Paper title:
Neuron-Level Fuzzy Memoization in RNNs
Publication:
MICRO’19
Problem to solve:
For recurrent neural network, this paper found that the output of RNN’s neuron exhibits small changes in consecutive invocations. This paper exploits this property to build a memory scheme to avoid the repeating computation and improve the computing speed.
Major contribution:
-
This paper provided an evaluation of the outputs of neurons in recurrent layers, and show that they exhibit small changes in consecutive executions.
-
This paper proposes a fuzzy memorization scheme that avoid more than 24.2% of neuron evaluations by reusing previously computed results stored in a memorization buffer.
-
This paper proposed the use of a BNN to determine when memorization can be applied with small impact on accuracy. It also showed that BNN and RNN outputs are highly correlated.
-
This paper also implemented the neuron-level memorization scheme on top of a state-of-the-art RNN accelerator.
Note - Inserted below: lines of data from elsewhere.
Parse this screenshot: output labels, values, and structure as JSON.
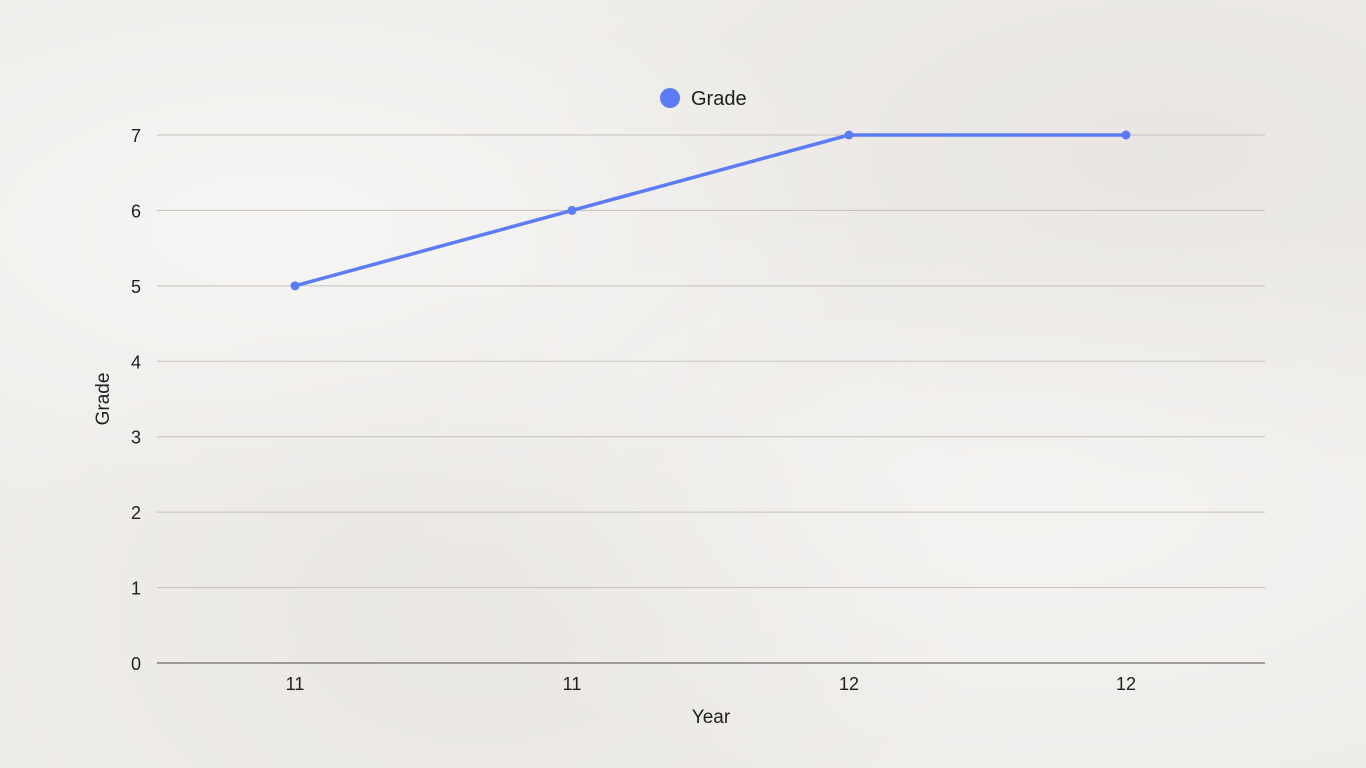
{
  "chart_data": {
    "type": "line",
    "categories": [
      "11",
      "11",
      "12",
      "12"
    ],
    "series": [
      {
        "name": "Grade",
        "values": [
          5,
          6,
          7,
          7
        ]
      }
    ],
    "xlabel": "Year",
    "ylabel": "Grade",
    "ylim": [
      0,
      7
    ],
    "yticks": [
      "0",
      "1",
      "2",
      "3",
      "4",
      "5",
      "6",
      "7"
    ],
    "grid": true,
    "legend": "top-center",
    "colors": {
      "series": "#5b7cf5",
      "grid": "#c4c1bd",
      "axis": "#6f6c69"
    }
  }
}
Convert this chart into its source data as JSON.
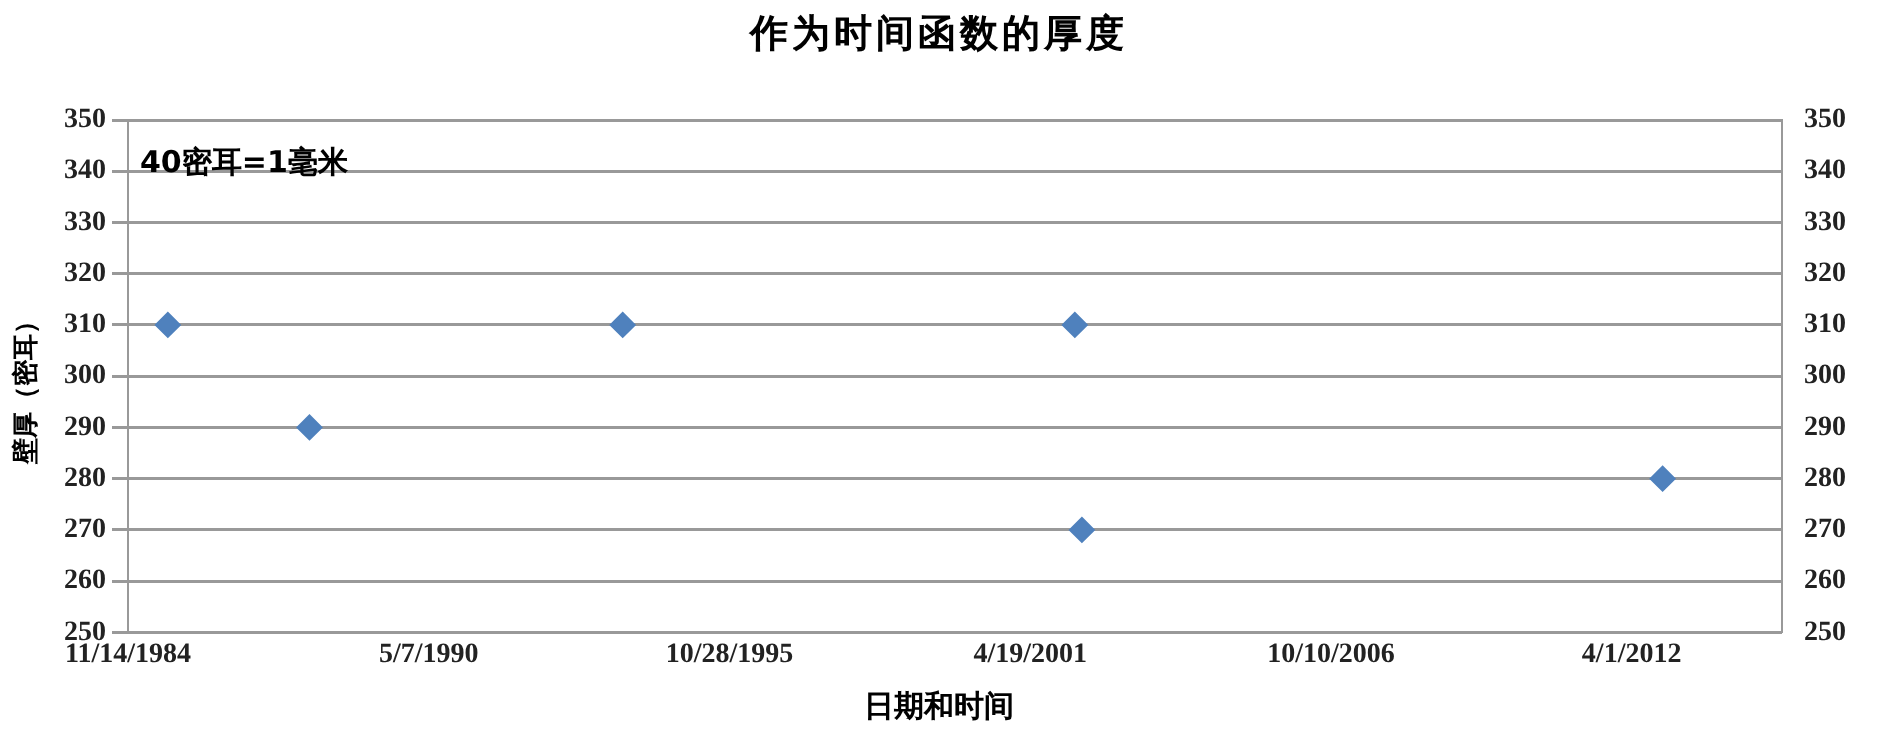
{
  "chart_data": {
    "type": "scatter",
    "title": "作为时间函数的厚度",
    "xlabel": "日期和时间",
    "ylabel": "壁厚（密耳）",
    "annotations": [
      "40密耳=1毫米"
    ],
    "x": [
      "1985-08-06",
      "1988-03-05",
      "1993-11-17",
      "2002-02-10",
      "2002-03-29",
      "2012-10-24"
    ],
    "series": [
      {
        "color": "#4f81bd",
        "values": [
          310,
          290,
          310,
          310,
          270,
          280
        ]
      }
    ],
    "xlim": [
      "1984-11-14",
      "2014-12-27"
    ],
    "xticks": [
      {
        "value": "1984-11-14",
        "label": "11/14/1984"
      },
      {
        "value": "1990-05-07",
        "label": "5/7/1990"
      },
      {
        "value": "1995-10-28",
        "label": "10/28/1995"
      },
      {
        "value": "2001-04-19",
        "label": "4/19/2001"
      },
      {
        "value": "2006-10-10",
        "label": "10/10/2006"
      },
      {
        "value": "2012-04-01",
        "label": "4/1/2012"
      }
    ],
    "ylim": [
      250,
      350
    ],
    "yticks": [
      250,
      260,
      270,
      280,
      290,
      300,
      310,
      320,
      330,
      340,
      350
    ],
    "y2lim": [
      250,
      350
    ],
    "y2ticks": [
      250,
      260,
      270,
      280,
      290,
      300,
      310,
      320,
      330,
      340,
      350
    ],
    "grid": "y",
    "legend": false,
    "marker": "diamond"
  }
}
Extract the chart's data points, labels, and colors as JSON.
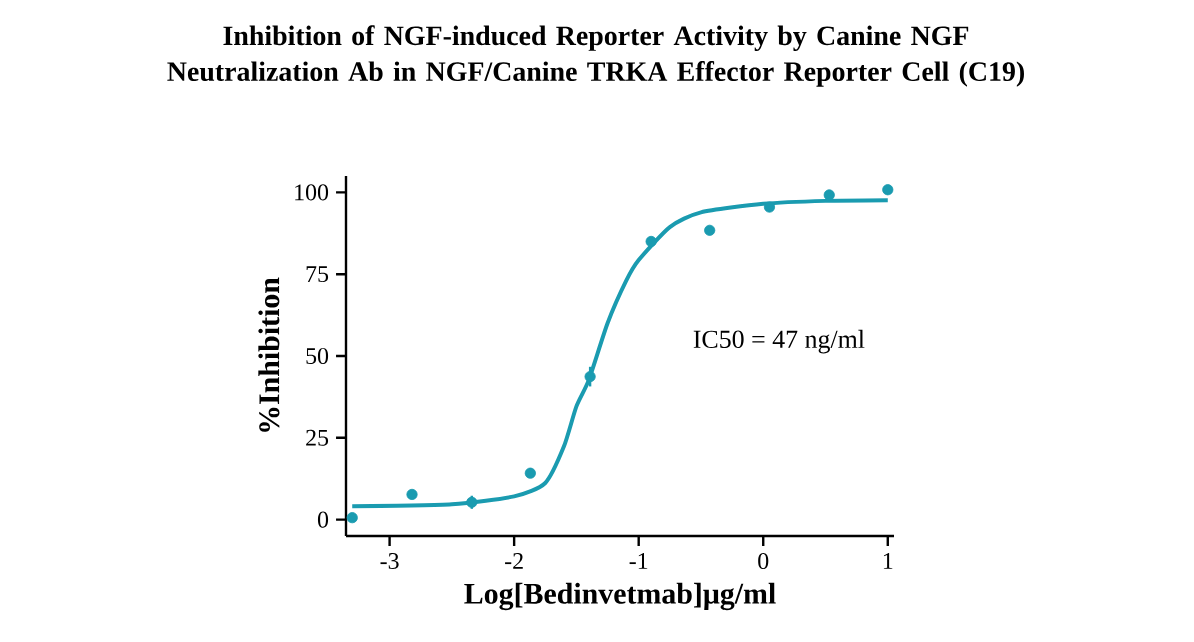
{
  "chart_data": {
    "type": "scatter",
    "title": "Inhibition of NGF-induced Reporter Activity  by Canine NGF Neutralization Ab  in NGF/Canine TRKA Effector Reporter Cell (C19)",
    "xlabel": "Log[Bedinvetmab]μg/ml",
    "ylabel": "%Inhibition",
    "annotations": [
      "IC50 = 47 ng/ml"
    ],
    "xlim": [
      -3.35,
      1.05
    ],
    "ylim": [
      -5,
      105
    ],
    "xticks": [
      -3,
      -2,
      -1,
      0,
      1
    ],
    "yticks": [
      0,
      25,
      50,
      75,
      100
    ],
    "grid": false,
    "series": [
      {
        "marker": "circle",
        "color": "#1a9bb0",
        "x": [
          -3.3,
          -2.82,
          -2.34,
          -1.87,
          -1.39,
          -0.9,
          -0.43,
          0.05,
          0.53,
          1.0
        ],
        "values": [
          0.6,
          7.7,
          5.3,
          14.2,
          43.7,
          85,
          88.4,
          95.5,
          99.2,
          100.8
        ],
        "errors": [
          null,
          null,
          2,
          null,
          3,
          null,
          null,
          null,
          null,
          null
        ]
      },
      {
        "type": "line",
        "marker": "none",
        "color": "#1a9bb0",
        "x": [
          -3.3,
          -2.5,
          -2.0,
          -1.75,
          -1.6,
          -1.5,
          -1.4,
          -1.25,
          -1.1,
          -1.0,
          -0.75,
          -0.5,
          0,
          0.5,
          1.0
        ],
        "values": [
          4.1,
          4.7,
          7.1,
          11.2,
          22.4,
          34.6,
          42.7,
          60,
          73,
          79.3,
          89.4,
          93.9,
          96.5,
          97.4,
          97.6
        ]
      }
    ]
  }
}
It provided 1.35x speedup and 18.5% energy savings on average for several RNNs.
Lessons learnt:
-
It is essential to analyze the detail of a data-processing algorithm and identify the stable regularity, such as reusability of per-step results. This may be an idea to find a valuable problem.
-
Employing Binarized Neural Network (BNN) reasonably in architecture designing is an effective and creative way. Because BNN is extremely small, hardware-friendly and very effective at predicting when memorization can be safely applied.
-
The key to accelerating large-scale data process is to exhibit the trade-off between reusing and repeating in a view of little output error. Therefore, the threshold may a good tool to help us to be available to reach a promising balance.